Suárez is not an uncomplicated figure, and he has not always made it easy to admire him. But it is difficult not to see the romance in his decision to turn down far more lucrative, far more ego-soothing offers in favor of something more authentic. Humans like stories, and Suárez has chosen to complete his.

Ronaldo does not appear ready to do that yet. At 37, his priority remains to play in the Champions League, to have one or two more chances to add another couple of honors to his extended résumé. Manchester United, the team that made him a star, cannot offer that, and so he does not want to be there any more.

Nor can Sporting Lisbon, Ronaldo’s equivalent of Suárez’s Nacional: Ruben Amorim’s team is in the Champions League, at least, but it is a bit of a stretch to imagine it venturing far into the knockout rounds. That has left one of the best players of all time in a curious position. He needs one of Europe’s best teams to be sufficiently badly organized to sign him, but sufficiently well run to win the Champions League. That is not a story that will have a happy ending.

Last week’s newsletter drew two distinct strands of communication. One centered on the future or otherwise of headers, with various suggestions for how they might continue to be incorporated — or not — into soccer.

“Maybe one compromise is limiting them to corners and free kicks into the box?” suggested Ajoy Vachher. “Clanging heads and hard-struck balls hitting heads would still happen, but much less frequently, and a critical part of the game would be preserved.”

Many others went for a more comprehensive solution: Michael Valot, Mary Jo Berman and Tom Kalitkowski all suggested that some sort of “lightweight headgear” might allow the game to preserve heading while minimizing long-term risk. That is thoroughly sensible, of course, but I do wonder how culturally acceptable it would be to players and to fans.

I also thought Tim Schum made a fascinating point about the relevance of the development of the ball itself. The consensus holds that, because modern balls are lighter, they pose less risk than the heavy, sodden, leather balls that players of previous generations were compelled to head as “an act of courage.”

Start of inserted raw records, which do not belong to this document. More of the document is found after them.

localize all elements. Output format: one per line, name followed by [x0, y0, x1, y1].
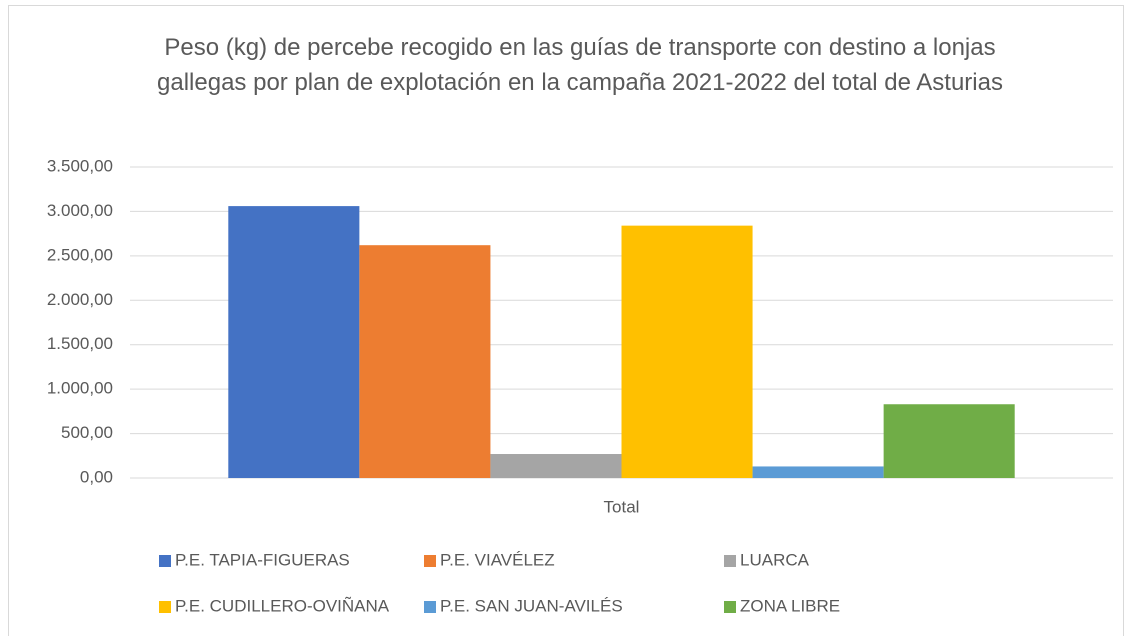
legend-label: P.E. VIAVÉLEZ — [440, 550, 555, 569]
legend-marker — [424, 555, 436, 567]
legend-label: P.E. TAPIA-FIGUERAS — [175, 550, 350, 569]
x-tick-label: Total — [604, 497, 640, 516]
y-tick-label: 1.000,00 — [47, 379, 113, 398]
y-tick-label: 2.500,00 — [47, 245, 113, 264]
bar — [490, 454, 622, 478]
legend-label: P.E. CUDILLERO-OVIÑANA — [175, 596, 390, 615]
legend-label: P.E. SAN JUAN-AVILÉS — [440, 596, 623, 615]
y-tick-label: 2.000,00 — [47, 290, 113, 309]
legend-marker — [724, 601, 736, 613]
chart-title: Peso (kg) de percebe recogido en las guí… — [157, 34, 1003, 96]
bar — [752, 466, 884, 478]
y-tick-label: 0,00 — [80, 467, 113, 486]
bar — [359, 245, 491, 478]
y-tick-label: 500,00 — [61, 423, 113, 442]
legend-marker — [724, 555, 736, 567]
legend-label: ZONA LIBRE — [740, 596, 840, 615]
legend-marker — [159, 601, 171, 613]
y-tick-label: 1.500,00 — [47, 334, 113, 353]
bar — [228, 206, 360, 478]
chart-border — [8, 5, 1124, 636]
y-tick-label: 3.000,00 — [47, 201, 113, 220]
legend-marker — [159, 555, 171, 567]
y-tick-label: 3.500,00 — [47, 156, 113, 175]
bar — [883, 404, 1015, 478]
legend-label: LUARCA — [740, 550, 810, 569]
legend-marker — [424, 601, 436, 613]
bar — [621, 225, 753, 478]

That has come with a risk, though. “With the modern ball has emerged the ability of artisans to ‘spin’ or shape the flighted ball toward or away from goalkeepers,” Tim wrote, something that may have served to ensure crossing’s ongoing prominence in the game.

The other theme, you will be unsurprised to learn, centered on language. Thanks, first of all, to Kevin Duncliffe, for pointing out that the word “soccer” remains “alive and well” not only in the United States, but Ireland, too.

“In news media generally, soccer is the preferred term, and football is reserved for the Gaelic game,” he wrote. “In conversation, ‘football’ may refer to either sport and you have to pick it up from context. Meanwhile, here in the United States, I remain ever eager to point out that the term ‘soccer’ is neither American nor an abomination.”

And thanks to the dozen or so Italians, or Americans of Italian extraction or with Italian links, who educated me on the etymology of the word calcio. Lisa Calevi, for example: “I must remind you that calcio comes from calciare, meaning to kick.” My Italian is passable, though a little rusty, but I will confess I did not know that, and I am grateful for the correction.